Soft rock phosphate in the compost is a good way to get more minerals into your soil. (Mary Lowther photo)

Soft rock phosphate in the compost is a good way to get more minerals into your soil. (Mary Lowther photo)

Mary Lowther column: Minerals key to getting nutrition from our gardens

Minerals add flavour and nutrition

By Mary Lowther

We may think we’re eating healthily by including lots of fruits and vegetables in our diets, but unless we’re adding minerals to our soils, we are as depleted as our crops. These minerals help determine the nutritional value of our crops and livestock and we know who’s at the top of the food chain.

Twenty years ago the U.S. Department of Agriculture reported that minerals and other nutrients in all soils across the U.S. had decreased by an average of 50 per cent from pioneer days.

Canada can’t be far behind.

Nutrition books abound telling us that the reason many of us aren’t as healthy as our forebears is because of our stodgy diets and that we should eat more vegetables and fruits, but maybe if they tasted better, we’d eat more of them! Minerals add flavour and nutrition so not only do fully-mineralized crops taste better, but our bodies feel more satisfied and less likely to crave more food. Minerals don’t come cheap and plants still grow well enough on depleted soils for indebted farmers to make a profit. So far. Backyard gardeners, on the other hand, need not depend on profit margins and can better afford these minerals.

Soft rock phosphate just might be the most important mineral in the garden. Here’s what soil expert Carey Reams writes about phosphate: “The factor which determines the mineral content in any produce is the phosphate in the soil. In order to get the maximum amount of nutrient in a crop and the maximum yield, a minimum of 400 pounds per acre of phosphate is needed and the best way to achieve this level is by adding soft rock phosphate.”

Therefore a garden of one thousand square feet requires a minimum of 50 pounds of soft rock phosphate (SRP). Adding this directly to the soil will certainly help, but much of it will not remain in place because it has not become incorporated into humus and therefore is not available to plants. On the other hand, when it’s sprinkled into the compost heap, red worms that abound there digest the mineral along with the compost and turn it into stable humus that plants can access and that will last for years if we can keep it from being washed out over winter. This addition of composted SRP will increase the availability of minerals in the soil so you should see a boost in plant size, health and taste.

I’ve been adding SRP as well as clay to my compost heap for the last two years and I’ve never seen so many red worms in the pile! Unfortunately they die when spread in the garden, but by then they’ve done the work.

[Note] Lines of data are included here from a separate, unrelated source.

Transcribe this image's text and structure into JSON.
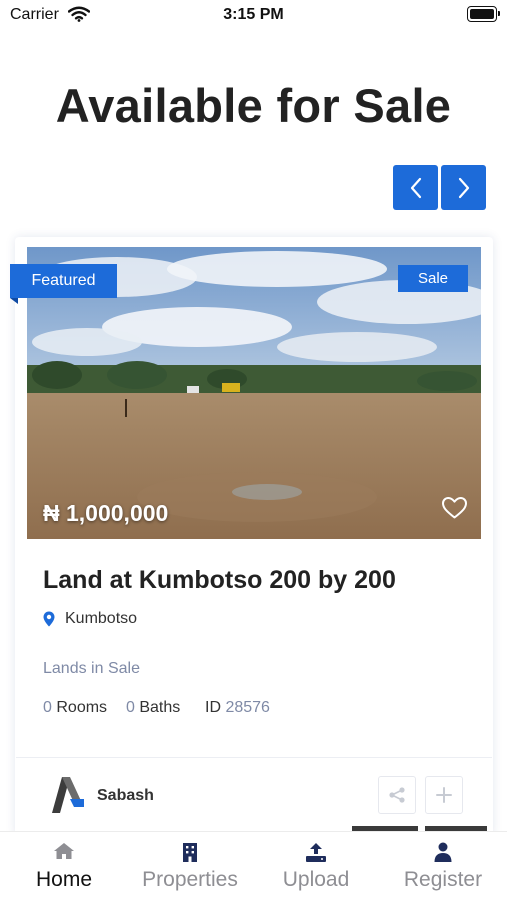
{
  "status_bar": {
    "carrier": "Carrier",
    "time": "3:15 PM"
  },
  "page": {
    "title": "Available for Sale"
  },
  "listing": {
    "featured_badge": "Featured",
    "sale_badge": "Sale",
    "price": "₦ 1,000,000",
    "title": "Land at Kumbotso 200 by 200",
    "location": "Kumbotso",
    "category": "Lands in Sale",
    "rooms_count": "0",
    "rooms_label": "Rooms",
    "baths_count": "0",
    "baths_label": "Baths",
    "id_label": "ID",
    "id_value": "28576",
    "agent_name": "Sabash"
  },
  "tabs": [
    {
      "label": "Home",
      "icon": "home-icon",
      "active": true
    },
    {
      "label": "Properties",
      "icon": "building-icon",
      "active": false
    },
    {
      "label": "Upload",
      "icon": "upload-icon",
      "active": false
    },
    {
      "label": "Register",
      "icon": "user-icon",
      "active": false
    }
  ],
  "colors": {
    "accent": "#1d6bd9",
    "muted_text": "#7f8aa6",
    "tab_inactive": "#8e8e93",
    "tab_icon": "#1f2d5c"
  }
}
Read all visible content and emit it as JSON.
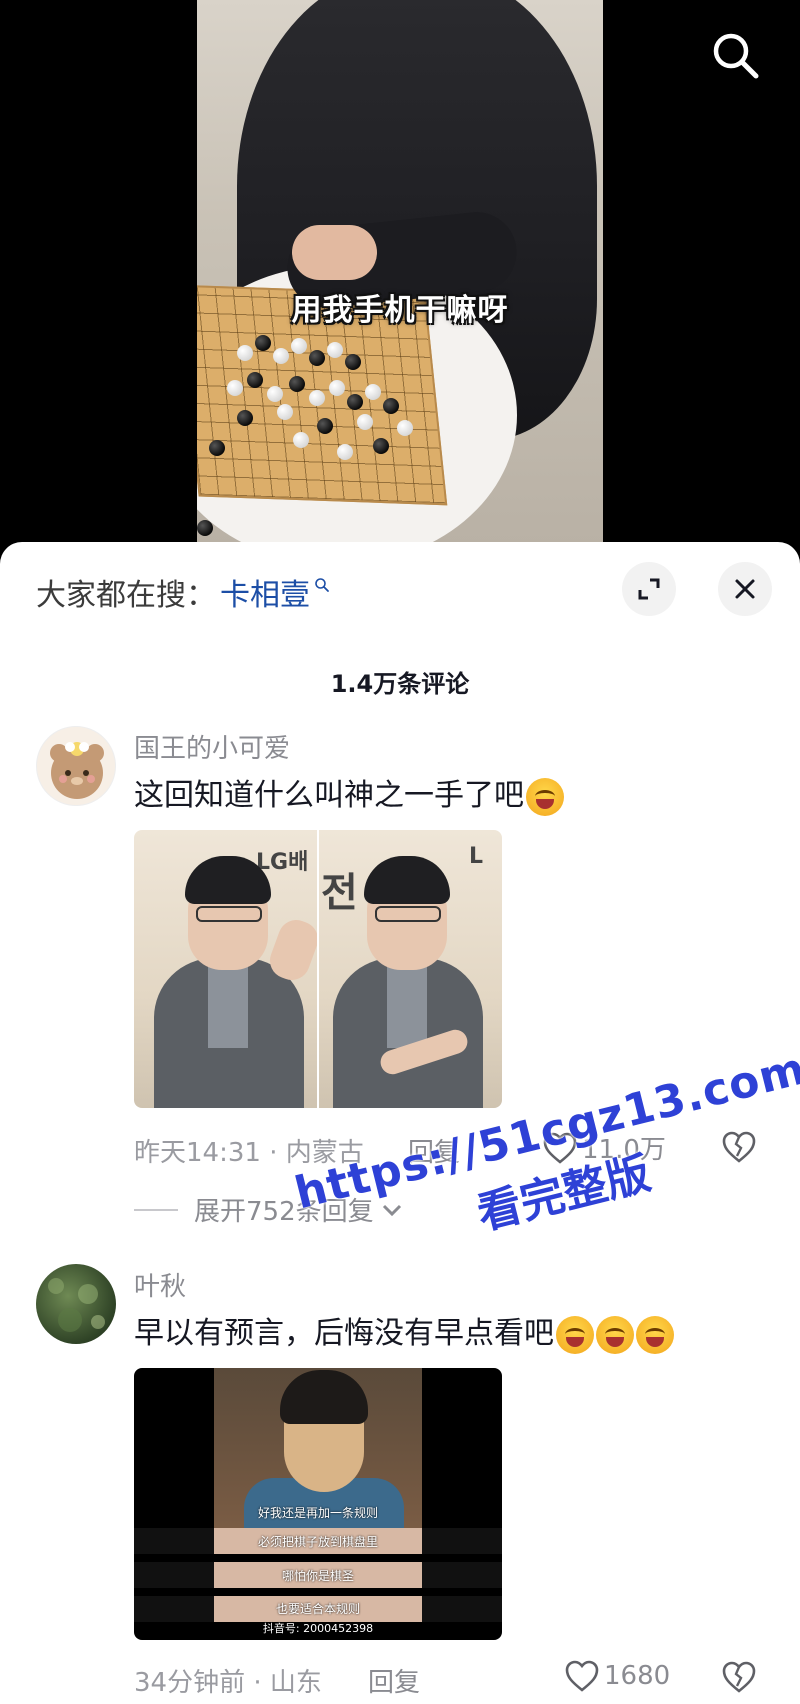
{
  "video": {
    "caption": "用我手机干嘛呀",
    "search_icon": "search-icon"
  },
  "panel": {
    "search_prefix": "大家都在搜：",
    "search_keyword": "卡相壹",
    "expand_icon": "expand-icon",
    "close_icon": "close-icon",
    "comment_count": "1.4万条评论"
  },
  "comments": [
    {
      "username": "国王的小可爱",
      "text": "这回知道什么叫神之一手了吧",
      "emojis": [
        "crying-laugh-emoji"
      ],
      "image_sign_left": "LG배",
      "image_sign_right": "전",
      "meta": "昨天14:31 · 内蒙古",
      "reply_label": "回复",
      "likes": "11.0万",
      "expand_replies": "展开752条回复"
    },
    {
      "username": "叶秋",
      "text": "早以有预言，后悔没有早点看吧",
      "emojis": [
        "rolling-laugh-emoji",
        "rolling-laugh-emoji",
        "rolling-laugh-emoji"
      ],
      "subtitles": [
        "好我还是再加一条规则",
        "必须把棋子放到棋盘里",
        "哪怕你是棋圣",
        "也要适合本规则"
      ],
      "video_id": "抖音号: 2000452398",
      "meta": "34分钟前 · 山东",
      "reply_label": "回复",
      "likes": "1680"
    }
  ],
  "watermark": {
    "url": "https://51cgz13.com",
    "text": "看完整版"
  },
  "colors": {
    "keyword": "#1c4ea6",
    "watermark": "#2e41d6"
  }
}
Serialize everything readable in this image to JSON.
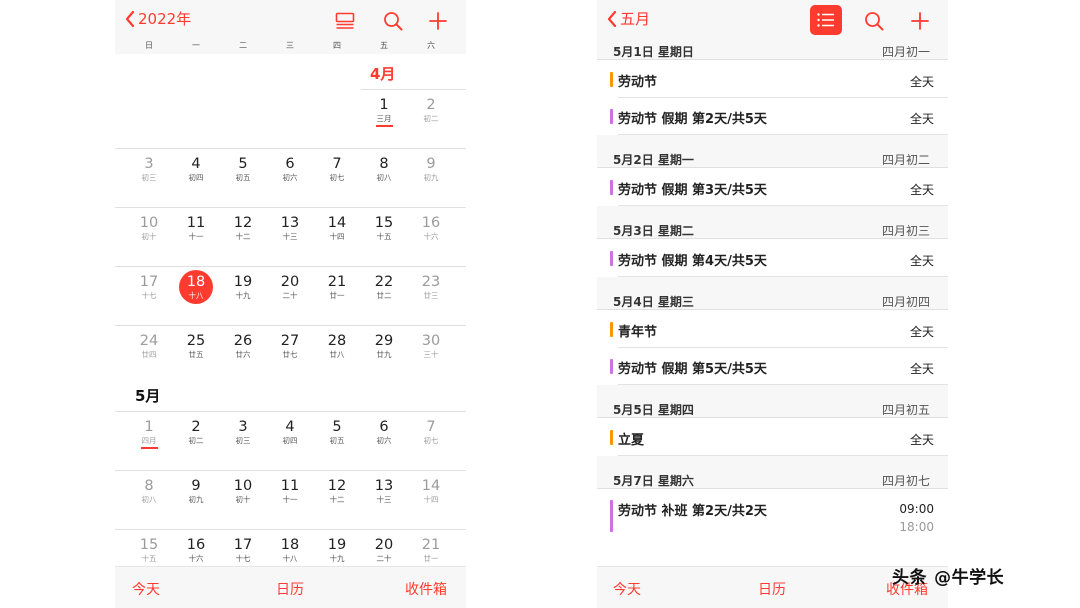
{
  "left": {
    "back_label": "2022年",
    "icons": [
      "calendar-grid-icon",
      "search-icon",
      "add-icon"
    ],
    "weekdays": [
      "日",
      "一",
      "二",
      "三",
      "四",
      "五",
      "六"
    ],
    "april_title": "4月",
    "may_title": "5月",
    "april_rows": [
      [
        null,
        null,
        null,
        null,
        null,
        {
          "n": "1",
          "l": "三月",
          "mark": true
        },
        {
          "n": "2",
          "l": "初二"
        }
      ],
      [
        {
          "n": "3",
          "l": "初三"
        },
        {
          "n": "4",
          "l": "初四"
        },
        {
          "n": "5",
          "l": "初五"
        },
        {
          "n": "6",
          "l": "初六"
        },
        {
          "n": "7",
          "l": "初七"
        },
        {
          "n": "8",
          "l": "初八"
        },
        {
          "n": "9",
          "l": "初九"
        }
      ],
      [
        {
          "n": "10",
          "l": "初十"
        },
        {
          "n": "11",
          "l": "十一"
        },
        {
          "n": "12",
          "l": "十二"
        },
        {
          "n": "13",
          "l": "十三"
        },
        {
          "n": "14",
          "l": "十四"
        },
        {
          "n": "15",
          "l": "十五"
        },
        {
          "n": "16",
          "l": "十六"
        }
      ],
      [
        {
          "n": "17",
          "l": "十七"
        },
        {
          "n": "18",
          "l": "十八",
          "today": true
        },
        {
          "n": "19",
          "l": "十九"
        },
        {
          "n": "20",
          "l": "二十"
        },
        {
          "n": "21",
          "l": "廿一"
        },
        {
          "n": "22",
          "l": "廿二"
        },
        {
          "n": "23",
          "l": "廿三"
        }
      ],
      [
        {
          "n": "24",
          "l": "廿四"
        },
        {
          "n": "25",
          "l": "廿五"
        },
        {
          "n": "26",
          "l": "廿六"
        },
        {
          "n": "27",
          "l": "廿七"
        },
        {
          "n": "28",
          "l": "廿八"
        },
        {
          "n": "29",
          "l": "廿九"
        },
        {
          "n": "30",
          "l": "三十"
        }
      ]
    ],
    "may_rows": [
      [
        {
          "n": "1",
          "l": "四月",
          "mark": true
        },
        {
          "n": "2",
          "l": "初二"
        },
        {
          "n": "3",
          "l": "初三"
        },
        {
          "n": "4",
          "l": "初四"
        },
        {
          "n": "5",
          "l": "初五"
        },
        {
          "n": "6",
          "l": "初六"
        },
        {
          "n": "7",
          "l": "初七"
        }
      ],
      [
        {
          "n": "8",
          "l": "初八"
        },
        {
          "n": "9",
          "l": "初九"
        },
        {
          "n": "10",
          "l": "初十"
        },
        {
          "n": "11",
          "l": "十一"
        },
        {
          "n": "12",
          "l": "十二"
        },
        {
          "n": "13",
          "l": "十三"
        },
        {
          "n": "14",
          "l": "十四"
        }
      ],
      [
        {
          "n": "15",
          "l": "十五"
        },
        {
          "n": "16",
          "l": "十六"
        },
        {
          "n": "17",
          "l": "十七"
        },
        {
          "n": "18",
          "l": "十八"
        },
        {
          "n": "19",
          "l": "十九"
        },
        {
          "n": "20",
          "l": "二十"
        },
        {
          "n": "21",
          "l": "廿一"
        }
      ]
    ],
    "bottom": {
      "today": "今天",
      "calendars": "日历",
      "inbox": "收件箱"
    }
  },
  "right": {
    "back_label": "五月",
    "icons": [
      "list-icon",
      "search-icon",
      "add-icon"
    ],
    "days": [
      {
        "date": "5月1日 星期日",
        "lunar": "四月初一",
        "events": [
          {
            "title": "劳动节",
            "right": "全天",
            "color": "#ff9500"
          },
          {
            "title": "劳动节 假期 第2天/共5天",
            "right": "全天",
            "color": "#cc73e1"
          }
        ]
      },
      {
        "date": "5月2日 星期一",
        "lunar": "四月初二",
        "events": [
          {
            "title": "劳动节 假期 第3天/共5天",
            "right": "全天",
            "color": "#cc73e1"
          }
        ]
      },
      {
        "date": "5月3日 星期二",
        "lunar": "四月初三",
        "events": [
          {
            "title": "劳动节 假期 第4天/共5天",
            "right": "全天",
            "color": "#cc73e1"
          }
        ]
      },
      {
        "date": "5月4日 星期三",
        "lunar": "四月初四",
        "events": [
          {
            "title": "青年节",
            "right": "全天",
            "color": "#ff9500"
          },
          {
            "title": "劳动节 假期 第5天/共5天",
            "right": "全天",
            "color": "#cc73e1"
          }
        ]
      },
      {
        "date": "5月5日 星期四",
        "lunar": "四月初五",
        "events": [
          {
            "title": "立夏",
            "right": "全天",
            "color": "#ff9500"
          }
        ]
      },
      {
        "date": "5月7日 星期六",
        "lunar": "四月初七",
        "events": [
          {
            "title": "劳动节 补班 第2天/共2天",
            "right": "09:00",
            "right2": "18:00",
            "color": "#cc73e1"
          }
        ]
      }
    ],
    "bottom": {
      "today": "今天",
      "calendars": "日历",
      "inbox": "收件箱"
    }
  },
  "watermark": {
    "prefix": "头条",
    "handle": "@牛学长"
  },
  "colors": {
    "accent": "#ff3b30",
    "holiday": "#ff9500",
    "vacation": "#cc73e1"
  }
}
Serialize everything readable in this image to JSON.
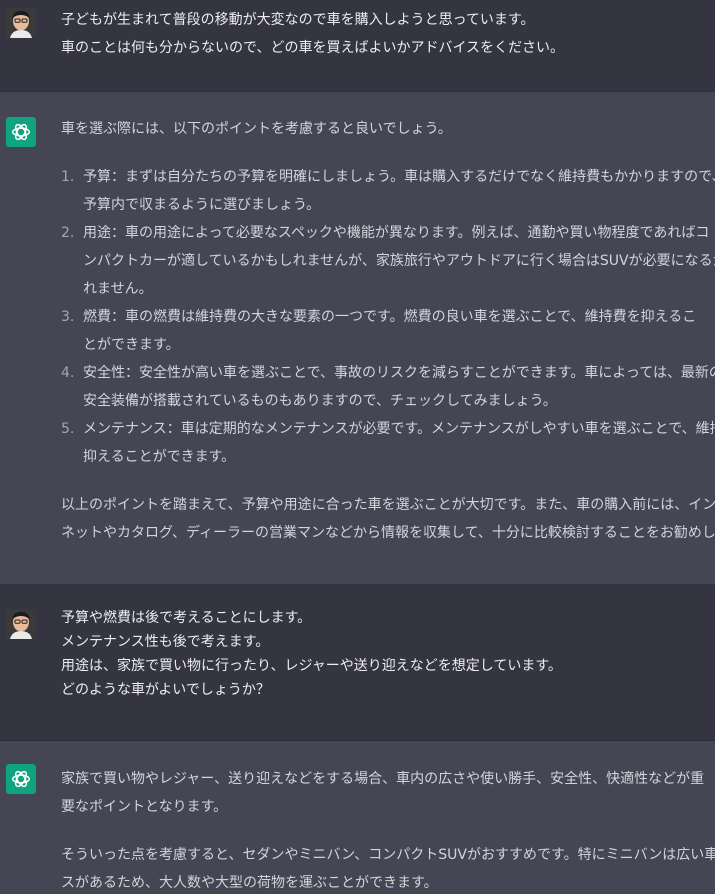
{
  "conversation": {
    "m1": {
      "lines": [
        "子どもが生まれて普段の移動が大変なので車を購入しようと思っています。",
        "車のことは何も分からないので、どの車を買えばよいかアドバイスをください。"
      ]
    },
    "m2": {
      "intro": "車を選ぶ際には、以下のポイントを考慮すると良いでしょう。",
      "items": [
        {
          "num": "1.",
          "lines": [
            "予算：まずは自分たちの予算を明確にしましょう。車は購入するだけでなく維持費もかかりますので、",
            "予算内で収まるように選びましょう。"
          ]
        },
        {
          "num": "2.",
          "lines": [
            "用途：車の用途によって必要なスペックや機能が異なります。例えば、通勤や買い物程度であればコ",
            "ンパクトカーが適しているかもしれませんが、家族旅行やアウトドアに行く場合はSUVが必要になるかもし",
            "れません。"
          ]
        },
        {
          "num": "3.",
          "lines": [
            "燃費：車の燃費は維持費の大きな要素の一つです。燃費の良い車を選ぶことで、維持費を抑えるこ",
            "とができます。"
          ]
        },
        {
          "num": "4.",
          "lines": [
            "安全性：安全性が高い車を選ぶことで、事故のリスクを減らすことができます。車によっては、最新の",
            "安全装備が搭載されているものもありますので、チェックしてみましょう。"
          ]
        },
        {
          "num": "5.",
          "lines": [
            "メンテナンス：車は定期的なメンテナンスが必要です。メンテナンスがしやすい車を選ぶことで、維持費を",
            "抑えることができます。"
          ]
        }
      ],
      "outro": [
        "以上のポイントを踏まえて、予算や用途に合った車を選ぶことが大切です。また、車の購入前には、インター",
        "ネットやカタログ、ディーラーの営業マンなどから情報を収集して、十分に比較検討することをお勧めします。"
      ]
    },
    "m3": {
      "lines": [
        "予算や燃費は後で考えることにします。",
        "メンテナンス性も後で考えます。",
        "用途は、家族で買い物に行ったり、レジャーや送り迎えなどを想定しています。",
        "どのような車がよいでしょうか？"
      ]
    },
    "m4": {
      "p1": [
        "家族で買い物やレジャー、送り迎えなどをする場合、車内の広さや使い勝手、安全性、快適性などが重",
        "要なポイントとなります。"
      ],
      "p2": [
        "そういった点を考慮すると、セダンやミニバン、コンパクトSUVがおすすめです。特にミニバンは広い車内スペー",
        "スがあるため、大人数や大型の荷物を運ぶことができます。"
      ]
    }
  },
  "icons": {
    "user_avatar": "user-photo-icon",
    "assistant_avatar": "chatgpt-logo-icon"
  },
  "colors": {
    "user_bg": "#343541",
    "assistant_bg": "#444654",
    "logo_bg": "#10a37f"
  }
}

I also add SRP to the fertilizer I use for transplants and to side dress crops to give them a nutrient boost.

After going to all this trouble and expense, I don’t want to see it wash down the drain over the winter, so I grow cover crops and overwintering plants that will retain minerals and nutrients, and I cover some beds with sheets of plastic. Next spring I’ll get the soil analyzed to see if there’s any improvement.